I’m exaggerating, of course – the roadblock in the way of a Web 3.0 isn’t just Bill, but the entire class of people like Bill. Bill himself is an independent webmaster who’s got a large content site that focuses on a popular hunk of electronics. There’s nothing particularly flashy about his business – he built up traffic, sells ads and manages his costs, and due to this he doesn’t have to work for anybody but himself. If there’s one thing Bill hates, it’s automated scrapers. They drive up his costs and they slow down his site for the legitimate customers – just like Google, Bill knows ad-driven sites thrive on speed. So Bill blocks bots – he stops every single spider or scraper that comes near his site unless it’s already got a proven record of delivering traffic.

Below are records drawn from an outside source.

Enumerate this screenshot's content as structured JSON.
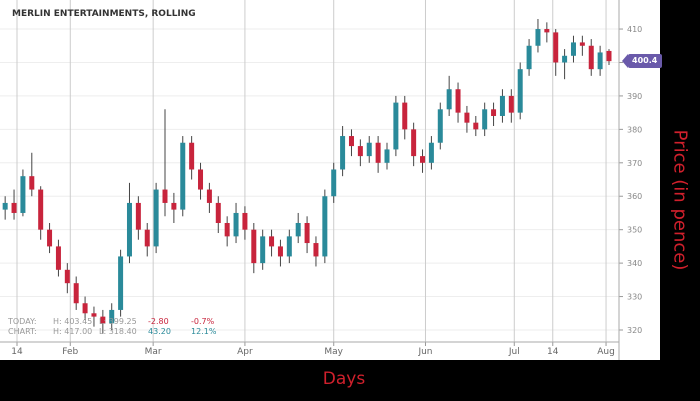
{
  "chart_data": {
    "type": "candlestick",
    "title": "MERLIN ENTERTAINMENTS, ROLLING",
    "xlabel": "Days",
    "ylabel": "Price (in pence)",
    "ylim": [
      317,
      415
    ],
    "yticks": [
      320,
      330,
      340,
      350,
      360,
      370,
      380,
      390,
      400,
      410
    ],
    "xticks": [
      {
        "label": "14",
        "date": "01-14"
      },
      {
        "label": "Feb",
        "date": "02-01"
      },
      {
        "label": "Mar",
        "date": "03-01"
      },
      {
        "label": "Apr",
        "date": "04-01"
      },
      {
        "label": "May",
        "date": "05-01"
      },
      {
        "label": "Jun",
        "date": "06-01"
      },
      {
        "label": "Jul",
        "date": "07-01"
      },
      {
        "label": "14",
        "date": "07-14"
      },
      {
        "label": "Aug",
        "date": "08-01"
      }
    ],
    "grid": true,
    "current_price": "400.4",
    "colors": {
      "up": "#2a8a9a",
      "down": "#c8243c",
      "badge": "#6a5aaa",
      "axis_label": "#d0202c"
    },
    "candles": [
      [
        "01-10",
        356,
        360,
        353,
        358
      ],
      [
        "01-13",
        358,
        362,
        353,
        355
      ],
      [
        "01-16",
        355,
        368,
        354,
        366
      ],
      [
        "01-19",
        366,
        373,
        360,
        362
      ],
      [
        "01-22",
        362,
        363,
        347,
        350
      ],
      [
        "01-25",
        350,
        352,
        343,
        345
      ],
      [
        "01-28",
        345,
        347,
        336,
        338
      ],
      [
        "01-31",
        338,
        340,
        331,
        334
      ],
      [
        "02-03",
        334,
        336,
        326,
        328
      ],
      [
        "02-06",
        328,
        330,
        323,
        325
      ],
      [
        "02-09",
        325,
        327,
        321,
        324
      ],
      [
        "02-12",
        324,
        326,
        319,
        322
      ],
      [
        "02-15",
        322,
        328,
        320,
        326
      ],
      [
        "02-18",
        326,
        344,
        324,
        342
      ],
      [
        "02-21",
        342,
        364,
        340,
        358
      ],
      [
        "02-24",
        358,
        360,
        347,
        350
      ],
      [
        "02-27",
        350,
        352,
        342,
        345
      ],
      [
        "03-02",
        345,
        364,
        343,
        362
      ],
      [
        "03-05",
        362,
        386,
        354,
        358
      ],
      [
        "03-08",
        358,
        361,
        352,
        356
      ],
      [
        "03-11",
        356,
        378,
        354,
        376
      ],
      [
        "03-14",
        376,
        378,
        365,
        368
      ],
      [
        "03-17",
        368,
        370,
        359,
        362
      ],
      [
        "03-20",
        362,
        364,
        355,
        358
      ],
      [
        "03-23",
        358,
        360,
        349,
        352
      ],
      [
        "03-26",
        352,
        354,
        345,
        348
      ],
      [
        "03-29",
        348,
        358,
        346,
        355
      ],
      [
        "04-01",
        355,
        357,
        347,
        350
      ],
      [
        "04-04",
        350,
        352,
        337,
        340
      ],
      [
        "04-07",
        340,
        350,
        338,
        348
      ],
      [
        "04-10",
        348,
        350,
        342,
        345
      ],
      [
        "04-13",
        345,
        347,
        339,
        342
      ],
      [
        "04-16",
        342,
        350,
        340,
        348
      ],
      [
        "04-19",
        348,
        355,
        346,
        352
      ],
      [
        "04-22",
        352,
        354,
        343,
        346
      ],
      [
        "04-25",
        346,
        348,
        339,
        342
      ],
      [
        "04-28",
        342,
        362,
        340,
        360
      ],
      [
        "05-01",
        360,
        370,
        358,
        368
      ],
      [
        "05-04",
        368,
        381,
        366,
        378
      ],
      [
        "05-07",
        378,
        380,
        372,
        375
      ],
      [
        "05-10",
        375,
        377,
        369,
        372
      ],
      [
        "05-13",
        372,
        378,
        370,
        376
      ],
      [
        "05-16",
        376,
        378,
        367,
        370
      ],
      [
        "05-19",
        370,
        376,
        368,
        374
      ],
      [
        "05-22",
        374,
        390,
        372,
        388
      ],
      [
        "05-25",
        388,
        390,
        377,
        380
      ],
      [
        "05-28",
        380,
        382,
        369,
        372
      ],
      [
        "05-31",
        372,
        374,
        367,
        370
      ],
      [
        "06-03",
        370,
        378,
        368,
        376
      ],
      [
        "06-06",
        376,
        388,
        374,
        386
      ],
      [
        "06-09",
        386,
        396,
        384,
        392
      ],
      [
        "06-12",
        392,
        394,
        382,
        385
      ],
      [
        "06-15",
        385,
        387,
        379,
        382
      ],
      [
        "06-18",
        382,
        384,
        378,
        380
      ],
      [
        "06-21",
        380,
        388,
        378,
        386
      ],
      [
        "06-24",
        386,
        388,
        381,
        384
      ],
      [
        "06-27",
        384,
        392,
        382,
        390
      ],
      [
        "06-30",
        390,
        392,
        382,
        385
      ],
      [
        "07-03",
        385,
        400,
        383,
        398
      ],
      [
        "07-06",
        398,
        407,
        396,
        405
      ],
      [
        "07-09",
        405,
        413,
        403,
        410
      ],
      [
        "07-12",
        410,
        412,
        406,
        409
      ],
      [
        "07-15",
        409,
        410,
        396,
        400
      ],
      [
        "07-18",
        400,
        404,
        395,
        402
      ],
      [
        "07-21",
        402,
        408,
        400,
        406
      ],
      [
        "07-24",
        406,
        408,
        402,
        405
      ],
      [
        "07-27",
        405,
        407,
        396,
        398
      ],
      [
        "07-30",
        398,
        405,
        396,
        403
      ],
      [
        "08-02",
        403.45,
        404,
        399.25,
        400.4
      ]
    ]
  },
  "stats": {
    "today": {
      "label": "TODAY:",
      "high": "H: 403.45",
      "low": "L: 399.25",
      "change": "-2.80",
      "pct": "-0.7%"
    },
    "chart": {
      "label": "CHART:",
      "high": "H: 417.00",
      "low": "L: 318.40",
      "change": "43.20",
      "pct": "12.1%"
    }
  }
}
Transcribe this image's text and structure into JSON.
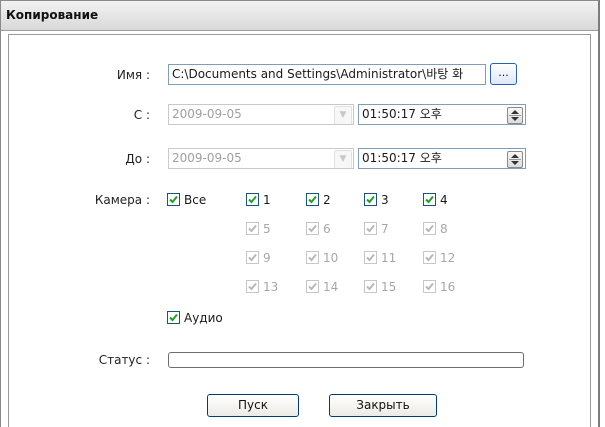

And he’s not the only webmaster to do so, although he’s the only one I know of that’s putting together a commercial product to share his solutions with others.
I’m very bullish on Bill’s product. There’s a ton of scraper crap out there already, and if the “semantic web” project takes off, there will be even more of it – a whole flurry of start-ups, each trying to make a buck by sending out a spider that ever-so-slightly degrades the performance of the sites it visits. You’ll need a solution like Bill’s if you don’t have one already. Of course, this means that any startup reliant on a new bot is going to be at a severe disadvantage, a disadvantage that’ll probably prevent the semantic web from developing into a startup- and VC-fueled Web 3.0 series of conferences. Instead, the semantic web will have to be developed by already-established search engines – the Googles and Yahoos and Microsofts of the world. If a startup succeeds in this space, it’ll only be because a Yahoo or a Microsoft gets too far behind a Google and starts licensing out the raw data from its crawler.